Pharmacokinetics and In vitro-in vivo correlation (IVIVC)
Correlation between published clinical PK data and in vitro Diamod® data (in vivo–in vitro correlation) is superior to other in vitro simulators, reaching sometimes values > 90%, making the Diamod® an excellent technology to speed up biopharmaceutical risk assessment, formulation prototype development, study of food effects or for solving PK and manufacturing challenges.
In one of the validation studies, the gastrointestinal solubility, supersaturation, precipitation, and intestinal permeation of itraconazole formulated as a Sporanox® solution was studied.
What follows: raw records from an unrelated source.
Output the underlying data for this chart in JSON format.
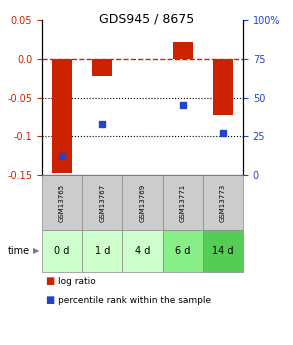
{
  "title": "GDS945 / 8675",
  "samples": [
    "GSM13765",
    "GSM13767",
    "GSM13769",
    "GSM13771",
    "GSM13773"
  ],
  "time_labels": [
    "0 d",
    "1 d",
    "4 d",
    "6 d",
    "14 d"
  ],
  "log_ratio": [
    -0.148,
    -0.022,
    0.0,
    0.022,
    -0.072
  ],
  "percentile_rank": [
    12,
    33,
    null,
    45,
    27
  ],
  "ylim_left": [
    -0.15,
    0.05
  ],
  "ylim_right": [
    0,
    100
  ],
  "yticks_left": [
    0.05,
    0.0,
    -0.05,
    -0.1,
    -0.15
  ],
  "yticks_right": [
    100,
    75,
    50,
    25,
    0
  ],
  "bar_color": "#cc2200",
  "dot_color": "#2244cc",
  "ref_line_y": 0.0,
  "dotted_lines": [
    -0.05,
    -0.1
  ],
  "time_bg_colors": [
    "#ccffcc",
    "#ccffcc",
    "#ccffcc",
    "#88ee88",
    "#55cc55"
  ],
  "label_bg_color": "#cccccc",
  "legend_bar_label": "log ratio",
  "legend_dot_label": "percentile rank within the sample",
  "bar_width": 0.5
}
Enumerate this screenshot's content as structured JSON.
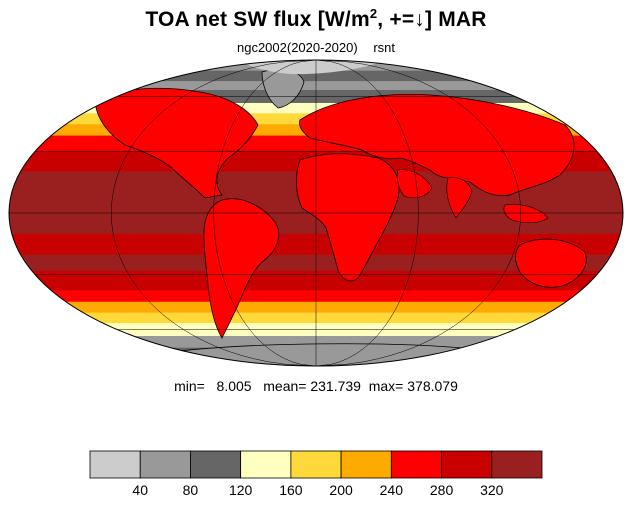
{
  "title": {
    "main": "TOA net SW flux [W/m",
    "sup": "2",
    "rest": ", +=↓]  MAR"
  },
  "subtitle": {
    "experiment": "ngc2002(2020-2020)",
    "variable": "rsnt"
  },
  "stats": {
    "min_label": "min=",
    "min": "8.005",
    "mean_label": "mean=",
    "mean": "231.739",
    "max_label": "max=",
    "max": "378.079"
  },
  "colorbar": {
    "colors": [
      "#cccccc",
      "#999999",
      "#666666",
      "#ffffc0",
      "#ffd83a",
      "#ffaa00",
      "#ff0000",
      "#c80000",
      "#9a2020"
    ],
    "labels": [
      "40",
      "80",
      "120",
      "160",
      "200",
      "240",
      "280",
      "320"
    ]
  },
  "map": {
    "projection": "mollweide",
    "zonal_bands": [
      {
        "lat_from": 90,
        "lat_to": 78,
        "color": "#999999"
      },
      {
        "lat_from": 78,
        "lat_to": 70,
        "color": "#666666"
      },
      {
        "lat_from": 70,
        "lat_to": 64,
        "color": "#999999"
      },
      {
        "lat_from": 64,
        "lat_to": 56,
        "color": "#666666"
      },
      {
        "lat_from": 56,
        "lat_to": 50,
        "color": "#ffffc0"
      },
      {
        "lat_from": 50,
        "lat_to": 44,
        "color": "#ffd83a"
      },
      {
        "lat_from": 44,
        "lat_to": 38,
        "color": "#ffaa00"
      },
      {
        "lat_from": 38,
        "lat_to": 30,
        "color": "#ff0000"
      },
      {
        "lat_from": 30,
        "lat_to": 20,
        "color": "#c80000"
      },
      {
        "lat_from": 20,
        "lat_to": -10,
        "color": "#9a2020"
      },
      {
        "lat_from": -10,
        "lat_to": -20,
        "color": "#c80000"
      },
      {
        "lat_from": -20,
        "lat_to": -28,
        "color": "#9a2020"
      },
      {
        "lat_from": -28,
        "lat_to": -38,
        "color": "#c80000"
      },
      {
        "lat_from": -38,
        "lat_to": -44,
        "color": "#ff0000"
      },
      {
        "lat_from": -44,
        "lat_to": -50,
        "color": "#ffaa00"
      },
      {
        "lat_from": -50,
        "lat_to": -56,
        "color": "#ffd83a"
      },
      {
        "lat_from": -56,
        "lat_to": -64,
        "color": "#ffffc0"
      },
      {
        "lat_from": -64,
        "lat_to": -72,
        "color": "#999999"
      },
      {
        "lat_from": -72,
        "lat_to": -90,
        "color": "#666666"
      }
    ],
    "graticule_lats": [
      -60,
      -30,
      0,
      30,
      60
    ],
    "graticule_lons": [
      -120,
      -60,
      0,
      60,
      120
    ]
  }
}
In this product, the API is dissolved through the addition of cyclodextrin. The solubilizing effect of cyclodextrin on Itraconazole is not linear relative to concentration, thus the dilution of cyclodextrin leads to a fast precipitation of the drug. This is why, initially, it was suggested to patients to assume the sirup without drinking any water for the following hour. In a small clinical study, Berben et al.[3] demonstrated that the assumption of water together with Sporanox®, on the contrary, has no influence on the circulating levels of itraconazole after administration. This is explained by the fact that, even though the solute fraction of itraconazole in the duodenum after co-administration of water is in fact severely reduced, most of the undiluted product in the duodenum is complexed by cyclodextrin and cannot permeate.
In the Diamod® we repeated administration, with and without the addition of 240 mL of water and observed both the same dynamics in the duodenal lumen and the same effect in the permeated fraction.
The chart (Figure 2) shows that the conventional, static permeation models predict a huge difference in itraconazole bioavailability between administration of Sporanox® alone or the co-administration with water, while this is not observed in vivo. Instead, the level measured with the Diamod® is clearly similar to the in vivo data obtained by Berben. This demonstrates the ability of the Diamod® system, thanks to its interconnected dissolution and permeation, to distinguish between apparent and molecular solubility, and to predict the bioavailable fraction in a correct way, compared to conventional devices. Such data could have been a much better input, for instance for PBPK modelling.
“With Diamod® we get better insights than with in vivo studies, because we can monitor the behavior of our drug not only in plasma, but also in the GIT lumen”
[T.F.]
“When we perform a clinical study, we dose healthy volunteers. But we have no idea of how our drug will perform in the target patient population. With Diamod® we can tweak parameters and simulate, for instance, hypochlorhydria”
[P.B.]
“With Diamod® cycles of development have significantly improved. We get results in a couple of weeks, instead of a couple of months. And costs are so much lower…”
[J.S.]
[1] Moens F., et al. (2023). International Journal of Pharmaceutics: X 5 : 100177.
[2] Berben P., et al. (2017). International Journal of Pharmaceutics 526: 235-243.
[3] Dahan A., et al. (2016). Adv Drug Deliv Rev. 101:99-107.